When the world rejected that love and crucified it, Jesus did not lash back; he cried out in love and forgiveness.
Things are never quite the way they seem: things do not look the way we think they ought to look. Isaiah’s description of Christ as the Suffering Servant bears little resemblance to the pretty young man with the beautifully combed beard and melancholy eyes we so often see depicted. But Isaiah’s description rings much more true. In his own day, Jesus was a monster to many, disconcerting them with his unpredictability and the company he kept, vanishing to go apart to pray and to be alone with his Father just when people thought they needed him.
Perhaps if we are brave enough to accept our monsters, to love them, to kiss them, we will find that we are touching not the terrible dragon that we feared, but the loving Lord of all creation.
And when we meet our Creator, we will be judged for all our turnings away, all our inhumanity to each other, but it will be the judgment of inexorable love, and in the end we will know the mercy of God which is beyond all comprehension. And we will know, as Hosea knew, that the heavenly Spouse says, “I will betroth you to me forever; I will betroth you in righteousness and justice, in love and compassion.”
It is too good to believe; it is too strong, so we turn away, and the church leaves the Song of Songs out of the lectionary.
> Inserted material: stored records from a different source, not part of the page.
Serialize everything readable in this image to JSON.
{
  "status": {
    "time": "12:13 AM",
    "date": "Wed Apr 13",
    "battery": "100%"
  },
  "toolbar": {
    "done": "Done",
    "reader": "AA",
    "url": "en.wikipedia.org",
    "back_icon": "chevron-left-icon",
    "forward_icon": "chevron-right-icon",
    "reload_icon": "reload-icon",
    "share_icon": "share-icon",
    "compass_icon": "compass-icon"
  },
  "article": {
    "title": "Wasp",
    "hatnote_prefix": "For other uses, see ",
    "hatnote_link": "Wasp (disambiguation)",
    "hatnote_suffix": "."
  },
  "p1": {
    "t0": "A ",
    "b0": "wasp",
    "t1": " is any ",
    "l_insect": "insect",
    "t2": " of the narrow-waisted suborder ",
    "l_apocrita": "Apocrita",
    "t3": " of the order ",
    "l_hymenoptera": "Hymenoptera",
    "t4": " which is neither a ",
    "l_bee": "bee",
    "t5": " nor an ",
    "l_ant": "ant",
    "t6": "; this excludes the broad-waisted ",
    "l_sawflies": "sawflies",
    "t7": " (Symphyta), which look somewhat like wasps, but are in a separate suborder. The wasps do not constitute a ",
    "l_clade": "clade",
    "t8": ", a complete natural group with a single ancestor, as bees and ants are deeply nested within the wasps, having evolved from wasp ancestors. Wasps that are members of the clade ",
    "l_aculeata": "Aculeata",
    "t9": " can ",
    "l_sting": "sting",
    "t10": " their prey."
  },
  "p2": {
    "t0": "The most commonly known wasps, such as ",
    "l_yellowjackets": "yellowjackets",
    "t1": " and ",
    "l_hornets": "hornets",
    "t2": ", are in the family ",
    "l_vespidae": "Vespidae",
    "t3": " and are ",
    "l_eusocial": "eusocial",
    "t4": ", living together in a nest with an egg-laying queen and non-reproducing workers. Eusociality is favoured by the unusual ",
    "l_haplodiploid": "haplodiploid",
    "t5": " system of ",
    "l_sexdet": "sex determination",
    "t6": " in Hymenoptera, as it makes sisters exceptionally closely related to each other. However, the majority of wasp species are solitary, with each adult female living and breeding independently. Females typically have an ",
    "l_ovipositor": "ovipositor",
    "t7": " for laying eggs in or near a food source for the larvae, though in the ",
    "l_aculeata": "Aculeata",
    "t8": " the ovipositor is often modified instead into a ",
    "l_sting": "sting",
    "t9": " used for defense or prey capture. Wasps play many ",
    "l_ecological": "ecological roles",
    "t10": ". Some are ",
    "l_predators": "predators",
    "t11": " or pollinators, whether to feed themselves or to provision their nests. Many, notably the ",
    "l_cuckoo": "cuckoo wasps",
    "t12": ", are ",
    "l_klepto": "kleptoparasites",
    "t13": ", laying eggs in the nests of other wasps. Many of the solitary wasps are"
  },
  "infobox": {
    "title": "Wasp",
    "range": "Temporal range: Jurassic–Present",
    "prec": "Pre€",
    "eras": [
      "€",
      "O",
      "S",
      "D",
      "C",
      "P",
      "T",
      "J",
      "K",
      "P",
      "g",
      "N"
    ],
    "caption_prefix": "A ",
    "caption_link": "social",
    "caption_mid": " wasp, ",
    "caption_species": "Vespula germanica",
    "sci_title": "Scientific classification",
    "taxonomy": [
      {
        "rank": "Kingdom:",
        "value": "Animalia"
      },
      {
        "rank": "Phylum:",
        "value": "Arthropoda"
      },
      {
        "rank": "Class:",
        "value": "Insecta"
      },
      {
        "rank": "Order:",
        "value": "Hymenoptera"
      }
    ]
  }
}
But we can put it back in.
To the ancient Hebrew the love of God for his chosen people transcended the erotic love of man and woman. For the early Christian, it was the love of Christ for the church. For all of us it is the longing love of God for his creation, a love which is too strong for many of us to accept.
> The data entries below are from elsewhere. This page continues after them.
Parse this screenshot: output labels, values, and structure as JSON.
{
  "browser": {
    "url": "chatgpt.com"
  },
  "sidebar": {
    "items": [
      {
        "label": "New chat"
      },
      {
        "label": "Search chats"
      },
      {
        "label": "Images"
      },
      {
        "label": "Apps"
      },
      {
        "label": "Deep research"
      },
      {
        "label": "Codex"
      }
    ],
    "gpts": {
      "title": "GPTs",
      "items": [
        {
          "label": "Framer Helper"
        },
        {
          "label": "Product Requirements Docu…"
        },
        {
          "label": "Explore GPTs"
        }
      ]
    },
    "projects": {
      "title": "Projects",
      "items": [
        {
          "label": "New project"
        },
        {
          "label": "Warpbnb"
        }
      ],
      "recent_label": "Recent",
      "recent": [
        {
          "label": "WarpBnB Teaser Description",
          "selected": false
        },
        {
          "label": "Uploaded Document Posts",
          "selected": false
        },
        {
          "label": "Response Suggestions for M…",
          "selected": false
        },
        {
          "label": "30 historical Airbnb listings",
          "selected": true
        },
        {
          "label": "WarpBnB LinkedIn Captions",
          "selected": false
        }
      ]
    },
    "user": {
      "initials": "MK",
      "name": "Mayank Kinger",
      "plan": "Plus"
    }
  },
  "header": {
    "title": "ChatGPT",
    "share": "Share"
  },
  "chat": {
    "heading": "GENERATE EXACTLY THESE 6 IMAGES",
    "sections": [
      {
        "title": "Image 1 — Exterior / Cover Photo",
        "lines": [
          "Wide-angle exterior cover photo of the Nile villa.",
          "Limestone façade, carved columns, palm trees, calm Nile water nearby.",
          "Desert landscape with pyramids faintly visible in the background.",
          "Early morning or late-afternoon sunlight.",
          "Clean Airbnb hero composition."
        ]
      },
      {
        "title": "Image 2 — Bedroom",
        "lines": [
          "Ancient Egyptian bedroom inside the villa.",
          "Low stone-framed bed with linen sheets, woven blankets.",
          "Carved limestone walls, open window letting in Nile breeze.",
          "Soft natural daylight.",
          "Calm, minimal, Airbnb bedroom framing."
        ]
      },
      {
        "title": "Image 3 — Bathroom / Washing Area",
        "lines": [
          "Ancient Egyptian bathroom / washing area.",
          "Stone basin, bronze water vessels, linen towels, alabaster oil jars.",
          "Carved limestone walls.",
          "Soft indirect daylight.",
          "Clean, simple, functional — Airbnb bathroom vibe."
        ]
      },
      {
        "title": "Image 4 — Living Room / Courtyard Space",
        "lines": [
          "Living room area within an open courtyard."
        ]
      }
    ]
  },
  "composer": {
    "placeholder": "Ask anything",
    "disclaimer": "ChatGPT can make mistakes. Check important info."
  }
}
There is an old legend that after his death Judas found himself at the bottom of a deep and slimy pit. For thousands of years he wept his repentance, and when the tears were finally spent he looked up and saw, way, way up, a tiny glimmer of light. After he had contemplated it for another thousand years or so, he began to try to climb up towards it. The walls of the pit were dank and slimy, and he kept slipping back down. Finally, after great effort, he neared the top, and then he slipped and fell all the way back down. It took him many years to recover, all the time weeping bitter tears of grief and repentance, and then he started to climb up again. After many more falls and efforts and failures he reached the top and dragged himself into an upper room with twelve people seated around a table. “We’ve been waiting for you, Judas,” Jesus said. “We couldn’t begin till you came.”
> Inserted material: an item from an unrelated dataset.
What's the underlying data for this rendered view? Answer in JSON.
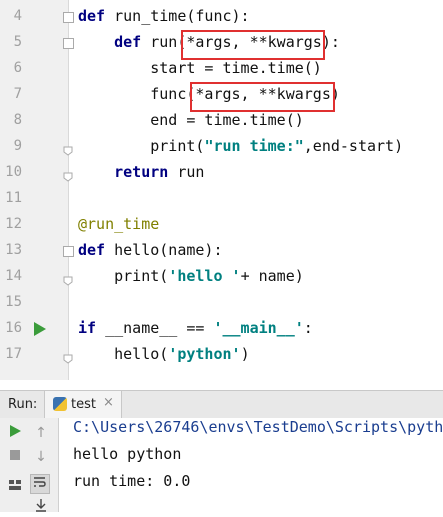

I heard my son-in-law, Alan, tell this story at a clergy conference. The story moved me deeply. I was even more deeply struck when I discovered that it was a story that offended many of the priests and ministers there. I was horrified at their offense. Would they find me, too, unforgivable?
But God, the Good Book tells us, is no respecter of persons, and the happy ending isn’t promised to an exclusive club. It isn’t – face it – only for Baptists, or Presbyterians, or Episcopalians. What God began, God will not abandon. He who began a good work in you will carry it on to completion. God loves everyone, sings the psalmist. What God has named will live forever, Alleluia!
The happy ending has never been easy to believe in. After the Crucifixion the defeated little band of disciples had no hope, no expectation of Resurrection. Everything they believed in had died on the cross with Jesus. The world was right, and they had been wrong. Even when the women told the disciples that Jesus had left the stone-sealed tomb, the disciples found it nearly impossible to believe that it was not all over. The truth was, it was just beginning.